The only thing different I’m doing is use

clGetDeviceIDs(clPlatformIDs[0], CL_DEVICE_TYPE_CPU, 1, &cdDevice, NULL);

instead of “CL_DEVICE_TYPE_GPU”, and use Stream SDK’s lib and headers.

Should work, right?

This is something I’m interested in as well, and have read several threads on the subject both here and at the Khronos forums. What I still miss though is an explicit, step-by-step guide of what is required to do in order to get NVIDIA GPU and AMD CPU OpenCL to co-exist on the same system. I’ve seen comments about copying and renaming .dll-files and the like but it doesn’t feels like that is the correct way to do things.

Right now, with the newest drivers, the guide goes:

  1. Download and install Forceware 197.13 or newer

  2. Download AMDs Stream SDK (newest version is 2.0.1 at the time of writing)

  3. Run AMDs Stream SDK installer which will unpack the installation files to a temporary folder (by default C:\ATI iirc)
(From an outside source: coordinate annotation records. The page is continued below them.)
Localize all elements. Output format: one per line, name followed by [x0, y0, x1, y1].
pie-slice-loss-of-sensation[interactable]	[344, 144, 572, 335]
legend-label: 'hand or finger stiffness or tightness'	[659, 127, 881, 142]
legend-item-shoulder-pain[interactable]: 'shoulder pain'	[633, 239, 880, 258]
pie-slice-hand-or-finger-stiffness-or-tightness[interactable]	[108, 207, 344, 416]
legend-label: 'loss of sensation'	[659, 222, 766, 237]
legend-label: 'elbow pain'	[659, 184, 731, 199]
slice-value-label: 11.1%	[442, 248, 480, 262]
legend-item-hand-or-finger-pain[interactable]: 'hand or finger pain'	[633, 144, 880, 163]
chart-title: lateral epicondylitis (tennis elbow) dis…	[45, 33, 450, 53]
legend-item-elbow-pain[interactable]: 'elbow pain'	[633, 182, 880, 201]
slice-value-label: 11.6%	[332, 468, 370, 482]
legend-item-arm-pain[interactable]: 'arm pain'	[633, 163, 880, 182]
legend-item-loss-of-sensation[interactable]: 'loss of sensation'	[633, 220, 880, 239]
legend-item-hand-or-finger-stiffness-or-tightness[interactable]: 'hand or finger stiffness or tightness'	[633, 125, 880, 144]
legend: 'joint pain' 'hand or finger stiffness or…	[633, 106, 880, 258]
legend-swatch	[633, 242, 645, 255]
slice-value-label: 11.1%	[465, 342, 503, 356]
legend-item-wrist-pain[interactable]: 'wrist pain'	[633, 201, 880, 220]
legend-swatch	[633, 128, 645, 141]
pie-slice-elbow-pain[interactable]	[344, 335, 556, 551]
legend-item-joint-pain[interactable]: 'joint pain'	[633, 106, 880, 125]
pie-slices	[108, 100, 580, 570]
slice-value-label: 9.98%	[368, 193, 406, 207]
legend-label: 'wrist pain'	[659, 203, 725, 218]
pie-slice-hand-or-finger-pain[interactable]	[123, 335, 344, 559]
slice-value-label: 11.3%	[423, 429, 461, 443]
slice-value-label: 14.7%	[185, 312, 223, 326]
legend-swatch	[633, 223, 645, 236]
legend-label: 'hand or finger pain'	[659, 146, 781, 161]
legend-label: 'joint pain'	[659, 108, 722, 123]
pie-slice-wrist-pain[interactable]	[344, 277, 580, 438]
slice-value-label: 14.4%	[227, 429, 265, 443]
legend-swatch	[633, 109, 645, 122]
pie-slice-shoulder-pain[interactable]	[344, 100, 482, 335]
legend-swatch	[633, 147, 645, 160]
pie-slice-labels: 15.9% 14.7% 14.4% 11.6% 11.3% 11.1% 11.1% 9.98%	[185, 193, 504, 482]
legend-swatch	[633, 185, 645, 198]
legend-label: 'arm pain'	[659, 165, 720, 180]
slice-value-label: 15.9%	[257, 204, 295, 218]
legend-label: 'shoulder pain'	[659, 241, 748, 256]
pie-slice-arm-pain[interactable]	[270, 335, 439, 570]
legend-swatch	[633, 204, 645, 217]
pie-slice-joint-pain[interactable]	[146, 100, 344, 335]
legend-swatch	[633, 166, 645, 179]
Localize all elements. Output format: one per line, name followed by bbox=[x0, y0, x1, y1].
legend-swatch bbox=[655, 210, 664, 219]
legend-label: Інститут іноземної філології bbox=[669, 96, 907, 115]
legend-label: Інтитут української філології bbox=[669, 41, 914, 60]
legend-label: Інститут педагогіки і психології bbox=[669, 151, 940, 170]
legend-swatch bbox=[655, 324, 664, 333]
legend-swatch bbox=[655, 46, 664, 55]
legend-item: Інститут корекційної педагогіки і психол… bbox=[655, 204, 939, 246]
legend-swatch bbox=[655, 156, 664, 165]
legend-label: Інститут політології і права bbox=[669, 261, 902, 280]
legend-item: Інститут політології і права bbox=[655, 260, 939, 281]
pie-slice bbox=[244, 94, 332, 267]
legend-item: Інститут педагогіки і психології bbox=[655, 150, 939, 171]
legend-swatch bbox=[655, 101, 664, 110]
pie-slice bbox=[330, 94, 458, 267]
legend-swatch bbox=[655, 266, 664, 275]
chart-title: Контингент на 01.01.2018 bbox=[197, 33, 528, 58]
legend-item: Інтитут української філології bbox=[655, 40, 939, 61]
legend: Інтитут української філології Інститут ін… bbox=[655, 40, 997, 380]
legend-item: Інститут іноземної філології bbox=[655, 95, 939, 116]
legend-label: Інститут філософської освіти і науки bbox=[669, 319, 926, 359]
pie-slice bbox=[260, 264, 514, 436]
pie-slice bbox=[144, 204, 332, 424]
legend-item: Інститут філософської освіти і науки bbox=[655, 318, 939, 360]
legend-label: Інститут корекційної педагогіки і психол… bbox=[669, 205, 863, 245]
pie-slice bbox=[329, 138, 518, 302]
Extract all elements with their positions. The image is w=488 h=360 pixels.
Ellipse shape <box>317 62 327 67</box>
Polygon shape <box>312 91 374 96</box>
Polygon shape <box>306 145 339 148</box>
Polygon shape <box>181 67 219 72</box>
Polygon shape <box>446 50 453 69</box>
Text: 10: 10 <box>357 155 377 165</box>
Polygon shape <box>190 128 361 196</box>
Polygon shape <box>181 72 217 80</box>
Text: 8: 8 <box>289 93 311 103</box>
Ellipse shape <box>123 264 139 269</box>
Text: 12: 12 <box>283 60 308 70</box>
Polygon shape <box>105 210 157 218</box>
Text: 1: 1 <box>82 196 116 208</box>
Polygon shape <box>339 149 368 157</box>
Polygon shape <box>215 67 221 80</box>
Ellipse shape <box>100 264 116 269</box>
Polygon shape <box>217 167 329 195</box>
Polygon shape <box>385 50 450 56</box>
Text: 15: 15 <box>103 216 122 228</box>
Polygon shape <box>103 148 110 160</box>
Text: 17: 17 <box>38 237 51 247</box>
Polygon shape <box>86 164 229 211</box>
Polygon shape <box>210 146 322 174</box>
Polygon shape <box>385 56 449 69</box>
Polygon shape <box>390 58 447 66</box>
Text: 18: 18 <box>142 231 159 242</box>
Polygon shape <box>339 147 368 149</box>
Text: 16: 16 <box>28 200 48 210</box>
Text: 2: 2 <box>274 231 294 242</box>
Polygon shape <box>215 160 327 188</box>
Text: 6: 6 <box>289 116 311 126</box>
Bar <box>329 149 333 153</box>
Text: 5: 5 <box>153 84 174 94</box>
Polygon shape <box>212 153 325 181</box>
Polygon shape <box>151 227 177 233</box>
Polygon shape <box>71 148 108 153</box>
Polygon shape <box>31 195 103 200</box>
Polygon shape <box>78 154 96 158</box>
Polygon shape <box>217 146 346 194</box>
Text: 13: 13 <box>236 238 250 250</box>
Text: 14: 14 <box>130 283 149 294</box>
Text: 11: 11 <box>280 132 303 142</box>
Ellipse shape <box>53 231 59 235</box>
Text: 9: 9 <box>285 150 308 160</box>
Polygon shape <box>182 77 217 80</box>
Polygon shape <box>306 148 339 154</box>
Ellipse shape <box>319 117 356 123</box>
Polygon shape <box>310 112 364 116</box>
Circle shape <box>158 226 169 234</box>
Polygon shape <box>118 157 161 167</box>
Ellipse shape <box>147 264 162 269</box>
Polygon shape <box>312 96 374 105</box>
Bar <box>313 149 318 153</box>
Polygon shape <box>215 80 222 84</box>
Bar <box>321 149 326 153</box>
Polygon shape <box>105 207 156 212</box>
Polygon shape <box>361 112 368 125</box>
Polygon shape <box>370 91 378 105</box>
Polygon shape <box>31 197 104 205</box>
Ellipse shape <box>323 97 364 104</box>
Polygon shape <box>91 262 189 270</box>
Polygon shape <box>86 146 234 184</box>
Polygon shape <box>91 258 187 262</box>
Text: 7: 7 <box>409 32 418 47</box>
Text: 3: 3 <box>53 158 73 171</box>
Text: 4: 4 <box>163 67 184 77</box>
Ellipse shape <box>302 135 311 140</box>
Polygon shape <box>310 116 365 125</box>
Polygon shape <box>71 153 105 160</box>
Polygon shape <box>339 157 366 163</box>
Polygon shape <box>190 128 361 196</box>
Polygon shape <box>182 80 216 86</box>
  4. If you have an ATI video card, just run Setup.exe (not tested, don’t have one) and go to step 5
    4a. If you don’t, navigate to C:\ATI\SUPPORT\streamsdk_2-0-1_winXXX\Packages\Apps
    4b. Inside there are ATIStreamSDK_Dev and ATIStreamSDK_Samples folders, run the .msi files from both - this installs, respectively, the OpenCL runtime and code samples even if you don’t have an ATI GPU.

  5. Run CLInfo.exe from AMD’s samples that you’ve installed. It should list devices from both platforms, just like that.

There’s no need to shuffle .dlls anymore (since Forceware 197.13). It should just work.

Note: Nvidia’s oclDeviceQuery will only list nv hardware - this is how it’s written, in code they explicitly select only their platform unless there’s no other option - pay no mind to that.
Note 2: Tested on Windows 7 x64 with a GF 8800 and an Intel CPU

I’ve tried this procedure on my setup (Win2003R2 x64, Athlon X2, GF8800GT) and:

  1. AMD samples work well and detect both platforms
  2. nVidia samples and my own programs detect only one platform (CUDA), even if I link against AMD libs!!! So, nVidia DLL must be loading somehow here :-O
    EDIT: I’ve started developing my code on AMD, so I’ve never used nV SDK functions to detect devices (just plain clGetPlatformIDs() and stuff).
    What could I have done wrong?
    EDIT2: Win reset solved it. Now it detects everything when linked against AMD libs.

I’ve tried this procedure on my setup (Win2003R2 x64, Athlon X2, GF8800GT) and:

  1. AMD samples work well and detect both platforms
  2. nVidia samples and my own programs detect only one platform (CUDA), even if I link against AMD libs!!! So, nVidia DLL must be loading somehow here :-O
    EDIT: I’ve started developing my code on AMD, so I’ve never used nV SDK functions to detect devices (just plain clGetPlatformIDs() and stuff).
    What could I have done wrong?
    EDIT2: Win reset solved it. Now it detects everything when linked against AMD libs.

OpenCL.libs supplied by AMD and nVidia are identical, you can link to either.

OpenCL.libs supplied by AMD and nVidia are identical, you can link to either.